И не сразу заметил, что деревья, окружающие его, уже не маленькие, публика — иная, чем в сорок девятом году. Он вздрогнул, когда услышал над головой крик.
Кричал второй режиссер киногруппы в охрипший мегафон так, что собственно в мегафоне не было надобности:
— Товарищи, товарищи! Не напирайте! Мы снимаем настоящий праздник для того, чтобы все было естественно! Милые, родные, дорогие наши ветераны! Все очень хорошо, но вы забыли: не надо смотреть в камеру! Вы же только что очень хорошо и естественно все переживали, волновались и плакали. Переживайте, плачьте! Волнуйтесь! Только не смотрите в камеру! Представьте, что нас нет, сейчас вам дадут музыку! Музыку! Вам надо вспомнить свою жизнь, радости и горести. Всплакните, можно для достоверности! И главное, никому не смотреть в камеру! Запрещаю и умоляю! Согласились? Приготовились? Атмосфера праздника. Звучит музыка. Играет патефон. Не вижу патефона, дайте кому-нибудь патефон! В руки дайте!
Сергей Пшеничный худой, изможденный, серый, долго смотрел на происходящее, не понимая, не пытаясь понять, только чувствуя, как сходит с него напряжение, усталость, как подкатывают к глазам слезы. Водил глазами по публике, по казавшимся ненормальными киноработникам.
Увидел отца. Старого, прямого, без очков, щурившегося на публику. Растроганного и счастливого, готового по-настоящему заплакать по требованию взмокшего киношника. И почувствовал, какое это счастье: видеть отца живым, рядом.
— Заведите патефон! — крикнул тучный оператор. — Отсюда пластинку видно будет!
— Какая разница, что за пластинка. Крутится — и ладно.
— Товарищи, массовка! — опять захрипел мегафон. — По моей команде веселимся, переживаем… Приготовились?
— Юрий Константинович, можно? — обратился он уже без мегафона к режиссеру. Тот кивнул и довольно тихо сказал:
— Приготовились. Мотор. Камера.
— Пошли! — заорал второй режиссер.
Зазвучала музыка, массовка пришла в движение.

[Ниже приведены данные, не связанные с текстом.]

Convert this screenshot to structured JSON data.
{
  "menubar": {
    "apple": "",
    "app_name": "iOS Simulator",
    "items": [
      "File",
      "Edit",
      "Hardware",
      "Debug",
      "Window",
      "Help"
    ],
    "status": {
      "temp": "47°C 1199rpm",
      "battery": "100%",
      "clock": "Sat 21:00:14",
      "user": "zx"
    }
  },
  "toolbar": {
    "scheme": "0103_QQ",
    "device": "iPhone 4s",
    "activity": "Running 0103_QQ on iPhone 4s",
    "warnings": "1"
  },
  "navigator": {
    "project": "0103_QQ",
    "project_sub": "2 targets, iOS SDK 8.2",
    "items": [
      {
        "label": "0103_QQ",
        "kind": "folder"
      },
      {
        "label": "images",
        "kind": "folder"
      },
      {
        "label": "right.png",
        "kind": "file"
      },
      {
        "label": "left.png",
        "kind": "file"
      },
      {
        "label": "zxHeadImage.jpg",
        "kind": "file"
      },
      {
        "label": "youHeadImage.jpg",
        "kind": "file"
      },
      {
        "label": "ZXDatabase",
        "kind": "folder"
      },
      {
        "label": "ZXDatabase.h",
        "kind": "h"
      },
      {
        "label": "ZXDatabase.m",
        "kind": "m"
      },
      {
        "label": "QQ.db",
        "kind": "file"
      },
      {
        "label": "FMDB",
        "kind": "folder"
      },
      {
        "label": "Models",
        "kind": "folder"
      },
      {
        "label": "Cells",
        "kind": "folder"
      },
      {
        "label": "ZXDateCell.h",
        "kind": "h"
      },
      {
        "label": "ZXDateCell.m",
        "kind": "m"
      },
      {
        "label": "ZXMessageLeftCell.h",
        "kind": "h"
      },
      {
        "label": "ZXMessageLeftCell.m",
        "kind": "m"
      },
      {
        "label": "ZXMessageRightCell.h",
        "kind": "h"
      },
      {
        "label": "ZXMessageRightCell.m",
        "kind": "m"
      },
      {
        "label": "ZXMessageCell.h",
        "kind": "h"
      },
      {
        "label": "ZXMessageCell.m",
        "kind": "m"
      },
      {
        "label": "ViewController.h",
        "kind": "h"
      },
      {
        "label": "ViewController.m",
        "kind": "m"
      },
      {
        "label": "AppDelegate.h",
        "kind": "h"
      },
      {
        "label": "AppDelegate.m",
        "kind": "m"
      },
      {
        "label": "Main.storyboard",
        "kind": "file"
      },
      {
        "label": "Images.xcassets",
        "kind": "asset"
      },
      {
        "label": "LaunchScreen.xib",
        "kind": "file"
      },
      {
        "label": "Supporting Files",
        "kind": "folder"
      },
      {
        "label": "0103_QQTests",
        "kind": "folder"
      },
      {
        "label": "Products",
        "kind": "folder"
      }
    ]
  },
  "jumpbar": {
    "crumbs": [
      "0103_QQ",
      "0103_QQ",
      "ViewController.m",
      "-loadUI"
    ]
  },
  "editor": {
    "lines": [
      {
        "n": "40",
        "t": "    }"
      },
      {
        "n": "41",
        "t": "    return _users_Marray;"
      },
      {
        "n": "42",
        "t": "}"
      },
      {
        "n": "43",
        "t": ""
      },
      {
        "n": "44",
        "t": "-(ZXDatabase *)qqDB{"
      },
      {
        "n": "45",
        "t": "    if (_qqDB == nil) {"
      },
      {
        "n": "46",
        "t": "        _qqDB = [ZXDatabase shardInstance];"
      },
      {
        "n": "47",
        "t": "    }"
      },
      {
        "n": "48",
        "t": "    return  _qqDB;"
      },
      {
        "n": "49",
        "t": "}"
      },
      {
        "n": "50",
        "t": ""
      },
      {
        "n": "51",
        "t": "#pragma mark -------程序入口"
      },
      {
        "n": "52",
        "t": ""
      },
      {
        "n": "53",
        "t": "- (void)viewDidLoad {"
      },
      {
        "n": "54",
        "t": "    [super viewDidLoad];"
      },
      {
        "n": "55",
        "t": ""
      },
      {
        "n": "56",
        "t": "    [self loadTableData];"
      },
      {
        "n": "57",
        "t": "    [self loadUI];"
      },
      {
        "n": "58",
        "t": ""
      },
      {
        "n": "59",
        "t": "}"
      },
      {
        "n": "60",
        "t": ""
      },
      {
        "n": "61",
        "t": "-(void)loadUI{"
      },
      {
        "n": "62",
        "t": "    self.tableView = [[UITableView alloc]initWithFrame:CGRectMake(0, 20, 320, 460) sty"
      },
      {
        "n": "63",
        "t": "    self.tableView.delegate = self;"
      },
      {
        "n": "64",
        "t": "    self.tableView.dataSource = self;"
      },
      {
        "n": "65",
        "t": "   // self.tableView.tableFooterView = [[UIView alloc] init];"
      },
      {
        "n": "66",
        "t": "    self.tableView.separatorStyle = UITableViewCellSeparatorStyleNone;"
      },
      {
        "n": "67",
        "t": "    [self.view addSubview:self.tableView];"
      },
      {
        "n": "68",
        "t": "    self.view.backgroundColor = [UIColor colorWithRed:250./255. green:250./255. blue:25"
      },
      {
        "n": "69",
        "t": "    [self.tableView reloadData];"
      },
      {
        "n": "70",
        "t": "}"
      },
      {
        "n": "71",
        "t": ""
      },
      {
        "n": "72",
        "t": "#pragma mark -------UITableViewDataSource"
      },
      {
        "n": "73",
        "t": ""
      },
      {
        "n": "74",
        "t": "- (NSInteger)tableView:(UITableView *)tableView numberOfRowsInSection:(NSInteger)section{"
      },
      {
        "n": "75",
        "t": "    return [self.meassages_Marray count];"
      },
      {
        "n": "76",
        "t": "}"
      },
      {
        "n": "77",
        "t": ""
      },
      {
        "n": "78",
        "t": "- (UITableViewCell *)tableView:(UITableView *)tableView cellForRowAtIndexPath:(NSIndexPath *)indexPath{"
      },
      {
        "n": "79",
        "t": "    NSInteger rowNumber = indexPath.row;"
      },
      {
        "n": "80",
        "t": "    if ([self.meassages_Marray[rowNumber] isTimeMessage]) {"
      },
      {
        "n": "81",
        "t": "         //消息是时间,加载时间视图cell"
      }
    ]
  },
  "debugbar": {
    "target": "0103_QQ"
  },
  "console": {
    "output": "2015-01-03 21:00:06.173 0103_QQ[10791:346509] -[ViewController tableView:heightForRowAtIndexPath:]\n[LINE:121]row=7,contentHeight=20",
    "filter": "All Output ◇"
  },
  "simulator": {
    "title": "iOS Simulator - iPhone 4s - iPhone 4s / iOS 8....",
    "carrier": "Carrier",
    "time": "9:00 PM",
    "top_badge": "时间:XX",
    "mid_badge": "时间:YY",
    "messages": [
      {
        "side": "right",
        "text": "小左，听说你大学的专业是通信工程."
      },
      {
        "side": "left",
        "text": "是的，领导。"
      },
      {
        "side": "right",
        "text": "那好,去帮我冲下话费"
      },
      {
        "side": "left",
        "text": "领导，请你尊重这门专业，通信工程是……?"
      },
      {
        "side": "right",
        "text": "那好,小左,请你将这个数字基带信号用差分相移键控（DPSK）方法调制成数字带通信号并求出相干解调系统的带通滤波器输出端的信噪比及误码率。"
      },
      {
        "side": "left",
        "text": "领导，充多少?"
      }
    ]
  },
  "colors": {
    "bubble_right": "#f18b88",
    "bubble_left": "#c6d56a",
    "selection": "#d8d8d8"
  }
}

Молодежь — музыканты с фестиваля и зрители откровенно балдели. Взрослые чуть смущались, но разбивались на пары, танцевали скованно, напряженно. Бабульки и вправду прослезились.
Сергей пробился к отцу, тронул его за рукав.
— Здорово, бать.
Тот обернулся, узнал и напрягся: не забыл ссору.
— Давно не виделись, — отвернулся: держал марку. Не выдержал, сдался: — Настоящий праздник. Победа. — Вытащил из кармана два пакета, потолще и потоньше. — Здесь премия от меня. За защиту диссертации. Четыреста… А это сто, как обычно. С днем рождения. Не потеряй. — Опять отвернулся.
Сергей стоял с деньгами в руках и уже не смотрел на праздник. Чувствовал отца боковым зрением.
Отец был жив. Стоял рядом. Обиженный, но правый. Неуязвимый, родной. Режиссер подозвал второго режиссера, тыча пальцем куда-то в толпу, заговорил горячо, увлеченно. Второй режиссер посмотрел, тоже загорелся, побежал к оператору. Тот через стеклышко окуляра нашел и укрупнил лицо, так понравившееся режиссеру.
Это был Андрей Немчинов, стоявший столбом с патефоном в руках. Ему дали патефон и забыли и о нем, и о патефоне. Он улыбался и покачивался в такт оглушающей музыке через динамики. Расслышал другую, едва слышную, с допотопной пластинки. Наклонил голову, и та музыка, из сорок девятого, заполнила пространство. Он пошел к танцующим музыкантам и старушкам, среди которых, может быть, была Роза. Динамики орали свое, а он ходил среди танцующих людей, чтобы пластинку услышали все. Одна из старушек увидела его и долго и изумленно глядела ему вслед.
Волосы у него были коротко стрижены, а по выражению лица было видно, как он рад тому, что что-то происходит помимо его воли и не надо думать ни о прошлом, ни о будущем.